Hal ini adalah doa dari Santo Fransiskus Asisi yang artinya, “Tuhanku-lah Segalanya dan Mengatur Segalanya”. Moto ini tak lain adalah ungkapan akan kebesaran Allah dan keagungan Allah.
Sebuah ungkapan syukur atas kemuliaan Allah sekaligus refleksi atas ketakberdayaan manusia sebagaimana terumuskan dalam Mazmur 8:5, “Apakah manusia sehingga Engkau mengingatnya? Siapakah manusia sehingga Engkau mengindahkannya?”
Di hadapan misteri ini, saya ingin mengagumkan nama Tuhan sampai di seluruh dunia.
Setidaknya, dengan karya dan tugas yang diemban ini, saya ingin mengantar orang terpana dan merasakan kekaguman akan kemuliaan Allah yang besar, sekaligus menyadari bahwa kita butuh Tuhan.
Soal ketakberdayaan, tantangan utama yang sedang dihadapi umat KAM?
Di KAM tantangan utama bukan soal medan pastoral, budaya, dan sebagainya. Tantangan paling utama adalah paham soal hidup menggereja yang benar atau paham kita sebagai orang beriman yang percaya pada Kristus. Misal, baru saja saya diangkat jadi uskup, orang mulai berpikir siapa Vikjen, siapa di komisi apa, dan sebagainya.
Jadi konsep beriman yang benar itu sudah mengalami pergeseran. Orang berpikir menjadi pemimpin dalam Gereja itu seperti jenjang karier padahal pemimpin adalah pelayan. Artinya, siap membawa Gereja ke arah yang lebih baik.
Maka sebenarnya, saya dipilih menjadi uskup bukan kebanggaan atau prestasi yang luar biasa, tetapi sebuah beban bahwa saya mendapat tanggung jawab yang besar. Saya harus mampu mengantar mereka menjadi umat yang benar-benar beriman.
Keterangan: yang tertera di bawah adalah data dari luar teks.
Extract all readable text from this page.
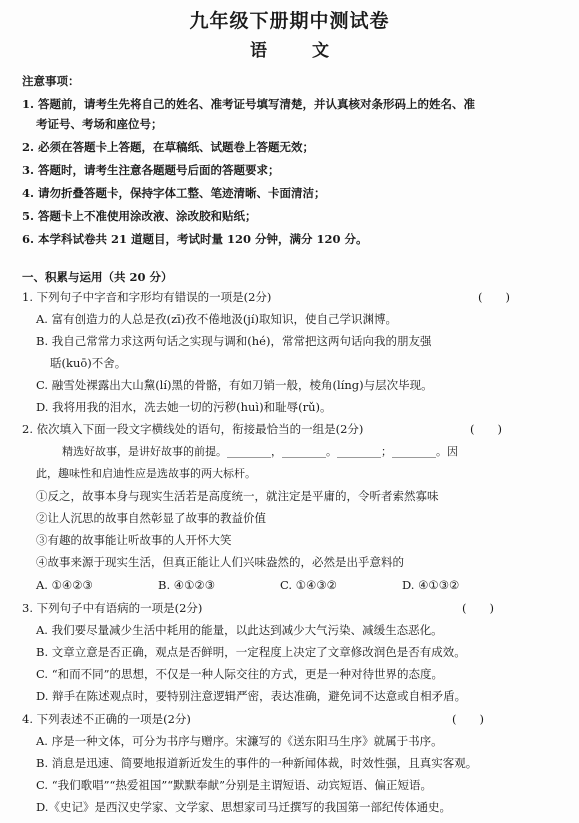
九年级下册期中测试卷
语　文
注意事项：
1. 答题前，请考生先将自己的姓名、准考证号填写清楚，并认真核对条形码上的姓名、准
考证号、考场和座位号；
2. 必须在答题卡上答题，在草稿纸、试题卷上答题无效；
3. 答题时，请考生注意各题题号后面的答题要求；
4. 请勿折叠答题卡，保持字体工整、笔迹清晰、卡面清洁；
5. 答题卡上不准使用涂改液、涂改胶和贴纸；
6. 本学科试卷共 21 道题目，考试时量 120 分钟，满分 120 分。
一、积累与运用（共 20 分）
1. 下列句子中字音和字形均有错误的一项是(2分)	(　　)
A. 富有创造力的人总是孜(zī)孜不倦地汲(jí)取知识，使自己学识渊博。
B. 我自己常常力求这两句话之实现与调和(hé)，常常把这两句话向我的朋友强
聒(kuō)不舍。
C. 融雪处裸露出大山黧(lí)黑的骨骼，有如刀销一般，棱角(líng)与层次毕现。
D. 我将用我的泪水，冼去她一切的污秽(huì)和耻辱(rǔ)。
2. 依次填入下面一段文字横线处的语句，衔接最恰当的一组是(2分)	(　　)
精选好故事，是讲好故事的前提。________，________。________；________。因
此，趣味性和启迪性应是选故事的两大标杆。
①反之，故事本身与现实生活若是高度统一，就注定是平庸的，令听者索然寡味
②让人沉思的故事自然彰显了故事的教益价值
③有趣的故事能让听故事的人开怀大笑
④故事来源于现实生活，但真正能让人们兴味盎然的，必然是出乎意料的
A. ①④②③	B. ④①②③	C. ①④③②	D. ④①③②
3. 下列句子中有语病的一项是(2分)	(　　)
A. 我们要尽量减少生活中耗用的能量，以此达到减少大气污染、减缓生态恶化。
B. 文章立意是否正确，观点是否鲜明，一定程度上决定了文章修改润色是否有成效。
C. “和而不同”的思想，不仅是一种人际交往的方式，更是一种对待世界的态度。
D. 辩手在陈述观点时，要特别注意逻辑严密，表达准确，避免词不达意或自相矛盾。
4. 下列表述不正确的一项是(2分)	(　　)
A. 序是一种文体，可分为书序与赠序。宋濂写的《送东阳马生序》就属于书序。
B. 消息是迅速、简要地报道新近发生的事件的一种新闻体裁，时效性强，且真实客观。
C. “我们歌唱”“热爱祖国”“默默奉献”分别是主谓短语、动宾短语、偏正短语。
D.《史记》是西汉史学家、文学家、思想家司马迁撰写的我国第一部纪传体通史。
Terkait pengorbanan dalam pelayan, bagaimana Uskup melihat pelayan pastoral di KAM?
Persoalan yang menyita energi besar adalah bukan menjalankan program keuskupan tetapi menghadapi saudara-saudara yang bermasalah. Soal ketaatan misal, sesama imam yang bertengkar. Ada saudara yang tidak jujur soal keuangan, bahkan ada yang memiliki kasus dengan lawan jenis. Hal ini menyita banyak energi saya.
Tetapi seorang pelayan harus berlapang dada menganimasi dan membantu mereka yang terpuruk panggilannya. Kalau orang memiliki konsep iman yang benar, maka kehidupan panggilannya dirawat dengan baik.
Para imam jangan melihat Gereja sebagai tempat memperkaya diri atau karier rohani. Ini salah dan akan berakibat pada banyak hal seperti fanatisme budaya, nepotisme, dan sebagainya.
Kalau begitu semangat seperti apa yang harus dibangun di KAM?
Saya seorang Fransiskan. Kharisma yang harus dibangun adalah persaudaraan. Saya pikir kita perlu menentukan arah keuskupan ini. Saya ingin semua umat Allah termasuk klerus dengan berbagai tarekat di KAM memperkenalkan kharisma masing-masing.
Hal ini mungkin menjadi pintu komunikasi positif bagi gerak pastoral Gereja. Di setiap paroki yang dilayani masing-masing tarekat perlu menampilkan kharisma tarekat tersebut.
Spirit persaudaraan berkembang karena pemimpinnya. Bagaimana tanggapan Uskup?
Saya hanya mendapat gelar Lisensiat dan setelah kembali dari Roma menjadi formator. Tetapi tanggungjawab yang kecil saya kerjakan dengan semangat yang besar. Saya bisa bekerja di kebun dan kolam ikan.
Malam-malam saya rajin membersihkan selokan dan melihat ikan-ikan. Kuncinya adalah bekerja dengan hati. Setelah menjadi Guardian, saya ingin para frater menjadi disiplin. Maka sebelum saya berbicara soal disiplin, saya sendiri menjalankan itu. Intinya saya ingin para frater kreatif dan inovatif, dan tidak menjadi parasit.